Нет, Чиля не хотел крови. Как-никак, а свой же человек Жора Свищ. Не только босяк, но еще и еврей, с Малой Арнаутской. Да и Свищ не какой-нибудь, осел вор сообразительный, такие намеки он понимает. Поэтому мгновенно смикитил, что настало время подумать о шкуре. Чиля, хоть и не злой но он Чиля. Особенно, когда чистит месором ногти.
Прости меня, Чиля. заизвинялся Свищ. Но ты же сам виноват: если человек ворует пять лет и не сидит в допре, кто ему поверит?
Ты сейчас у меня поверишь, жестко сказал Чиля и сделал шаг вперед.
Я же взял слова назад! заверещал Свищ.
Он не славился особой отвагой.
Урки громко рассмеялись. Хотя за такие слова полагалось бить морду. А за этим следовали большие выводы. Потому что с набитой мордой не бывает воров в законе, с набитой мордой урка похож на коммуниста, исключенного из партии за аморалку. Такое правило. Так что Свищ чудом избежал отлучения от клана. Все кончилось миром. А Чиля вскоре все-таки сел, и тем окончательно снял с себя всякие подозрения.
Рядом с Чилей шел его старый друг и напарник, высокий, элегантный Витек Сохатый. Рассказывали, будто он на толковище похлестался, что снимет бока с руки генерала, начальника областной милиции. Генерал страдал такой чудаковатостью ездил на работу в трамвае. Там и ехать-то всего ничего, но вот такой каприз.
Легенда говорит, что Сохатый все-таки снял бока и даже в карман их успел положить. И к выходу направиться тоже успел. Но один чудак увидел и все испортил.
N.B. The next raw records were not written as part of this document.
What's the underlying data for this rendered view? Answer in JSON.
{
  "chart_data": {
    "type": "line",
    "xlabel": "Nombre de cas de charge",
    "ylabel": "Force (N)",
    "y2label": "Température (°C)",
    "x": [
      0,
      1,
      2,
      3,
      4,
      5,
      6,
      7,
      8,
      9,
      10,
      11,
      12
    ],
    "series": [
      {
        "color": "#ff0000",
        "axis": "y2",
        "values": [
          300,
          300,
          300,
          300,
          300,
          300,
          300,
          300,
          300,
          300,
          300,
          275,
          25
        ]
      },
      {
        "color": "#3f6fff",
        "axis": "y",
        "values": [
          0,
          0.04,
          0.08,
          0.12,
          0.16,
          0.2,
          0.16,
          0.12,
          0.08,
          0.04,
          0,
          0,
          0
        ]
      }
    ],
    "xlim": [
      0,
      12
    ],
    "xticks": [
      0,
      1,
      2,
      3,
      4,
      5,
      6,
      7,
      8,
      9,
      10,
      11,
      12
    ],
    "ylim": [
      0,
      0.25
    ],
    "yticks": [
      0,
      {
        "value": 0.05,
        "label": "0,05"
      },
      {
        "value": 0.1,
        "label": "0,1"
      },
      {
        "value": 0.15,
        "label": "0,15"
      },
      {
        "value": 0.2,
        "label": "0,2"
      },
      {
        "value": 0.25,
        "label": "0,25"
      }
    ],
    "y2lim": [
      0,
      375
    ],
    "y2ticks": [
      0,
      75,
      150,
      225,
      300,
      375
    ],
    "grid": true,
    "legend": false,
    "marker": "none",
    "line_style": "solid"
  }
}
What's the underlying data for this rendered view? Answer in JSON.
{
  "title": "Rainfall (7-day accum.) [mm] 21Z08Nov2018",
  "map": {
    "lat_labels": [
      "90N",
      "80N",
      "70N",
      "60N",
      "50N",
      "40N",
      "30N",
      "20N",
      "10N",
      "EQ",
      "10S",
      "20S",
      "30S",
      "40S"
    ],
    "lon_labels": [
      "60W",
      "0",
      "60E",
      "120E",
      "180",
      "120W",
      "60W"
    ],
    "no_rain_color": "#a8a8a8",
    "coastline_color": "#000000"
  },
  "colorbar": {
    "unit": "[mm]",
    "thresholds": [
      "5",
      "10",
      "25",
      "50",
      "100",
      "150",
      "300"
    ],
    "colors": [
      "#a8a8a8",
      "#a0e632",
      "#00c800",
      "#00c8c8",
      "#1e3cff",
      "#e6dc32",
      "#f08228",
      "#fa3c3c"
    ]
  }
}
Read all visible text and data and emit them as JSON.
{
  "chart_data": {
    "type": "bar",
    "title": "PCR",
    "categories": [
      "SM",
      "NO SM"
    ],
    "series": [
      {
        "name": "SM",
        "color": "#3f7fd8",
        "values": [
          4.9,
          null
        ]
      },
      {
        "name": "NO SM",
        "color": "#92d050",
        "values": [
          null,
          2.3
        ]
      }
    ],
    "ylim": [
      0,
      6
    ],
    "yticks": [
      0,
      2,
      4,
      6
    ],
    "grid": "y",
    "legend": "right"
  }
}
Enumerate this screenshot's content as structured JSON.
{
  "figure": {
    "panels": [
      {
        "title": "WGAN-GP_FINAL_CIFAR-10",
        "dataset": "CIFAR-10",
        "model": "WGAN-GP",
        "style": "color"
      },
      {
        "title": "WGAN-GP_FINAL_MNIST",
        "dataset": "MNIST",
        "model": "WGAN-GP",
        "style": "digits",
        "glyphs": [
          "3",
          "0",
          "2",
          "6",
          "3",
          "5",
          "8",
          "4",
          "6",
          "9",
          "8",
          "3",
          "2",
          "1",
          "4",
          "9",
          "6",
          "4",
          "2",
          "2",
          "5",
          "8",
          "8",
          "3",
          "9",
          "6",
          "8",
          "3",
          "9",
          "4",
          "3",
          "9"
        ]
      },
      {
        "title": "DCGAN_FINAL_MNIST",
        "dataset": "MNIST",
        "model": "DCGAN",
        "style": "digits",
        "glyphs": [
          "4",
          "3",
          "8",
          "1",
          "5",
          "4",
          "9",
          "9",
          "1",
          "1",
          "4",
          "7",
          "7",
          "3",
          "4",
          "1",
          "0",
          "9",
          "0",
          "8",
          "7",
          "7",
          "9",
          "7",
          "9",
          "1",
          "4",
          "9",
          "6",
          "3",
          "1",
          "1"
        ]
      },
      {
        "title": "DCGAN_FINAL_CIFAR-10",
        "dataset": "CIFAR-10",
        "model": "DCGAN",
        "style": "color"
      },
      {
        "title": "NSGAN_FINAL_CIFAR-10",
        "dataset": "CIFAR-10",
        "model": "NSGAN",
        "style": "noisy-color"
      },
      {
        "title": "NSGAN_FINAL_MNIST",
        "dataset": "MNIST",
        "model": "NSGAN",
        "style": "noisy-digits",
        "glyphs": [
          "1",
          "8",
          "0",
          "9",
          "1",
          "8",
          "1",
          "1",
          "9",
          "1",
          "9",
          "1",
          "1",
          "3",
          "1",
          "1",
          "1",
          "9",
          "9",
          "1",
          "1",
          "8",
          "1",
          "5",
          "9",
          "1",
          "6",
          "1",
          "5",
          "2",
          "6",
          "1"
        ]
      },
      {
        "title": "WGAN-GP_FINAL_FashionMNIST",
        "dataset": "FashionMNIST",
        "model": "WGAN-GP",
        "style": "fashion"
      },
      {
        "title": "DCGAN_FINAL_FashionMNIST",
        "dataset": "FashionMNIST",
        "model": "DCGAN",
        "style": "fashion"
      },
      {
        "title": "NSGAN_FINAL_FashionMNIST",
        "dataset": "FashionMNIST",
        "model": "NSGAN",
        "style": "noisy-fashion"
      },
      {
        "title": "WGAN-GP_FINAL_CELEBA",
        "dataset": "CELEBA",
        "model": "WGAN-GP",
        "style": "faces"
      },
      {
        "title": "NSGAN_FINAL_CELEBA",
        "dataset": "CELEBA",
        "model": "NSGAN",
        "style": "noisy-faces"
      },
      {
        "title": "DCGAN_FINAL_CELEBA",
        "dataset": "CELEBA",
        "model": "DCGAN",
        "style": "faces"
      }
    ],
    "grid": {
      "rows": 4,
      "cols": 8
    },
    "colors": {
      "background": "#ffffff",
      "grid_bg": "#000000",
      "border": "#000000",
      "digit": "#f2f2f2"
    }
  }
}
Толкнул в бок генерала и глазами указал на облегченную руку и на Сохатого. Витька тут же спеленали. Но в те золотые годы и за генеральские часы, давали столько же, сколько за часы простого слесаря с завода Марти шесть месяцев. Чего ж не воровать!
Третий одессит, больше походил на лавочника. Погоняло он носил Сухарь. Звали Сухаря Семочкой, а фамилия, как говорят в Одессе, ах, отстаньте не наше это дело копать так глубоко, ибо вору достаточно и погоняла. Худощавый Сема ни фактурой, ни силой похвастаться не мог. Да она ему и не требовалась. Потому что сильные руки редко бывают ловкими.
Следом за Сохатым шел хотя и не одессит и даже не еврей, но один из авторитетнейших майданщиков Союза Женя Борода. Такая почетная кликуха говорила сама за себя. У горцев аксакалы все носят бороды. Борода признак мудрости.
Жене не повезло в жизни. Где-то в самом начале воровской карьеры встретил он напарника. Кольку Стерву. Вор нахра-пистый, ловкий на руку, но злой, хитрый и коварный. Бегал с ним Борода всего-то с полгода. А потом они попались. По-глупому. Прямо в поезде взяли обоих. Дали по полтора года. Но Женя каким сел, таким и вышел, а Стерва ссучился. И пути их разошлись. Но хотел, очень хотел Борода встретить напарничка, поспрошать как живет, хорошо ли ему в сучьем стане? Только вот не скрещива-лись до сих пор пути-дорожки...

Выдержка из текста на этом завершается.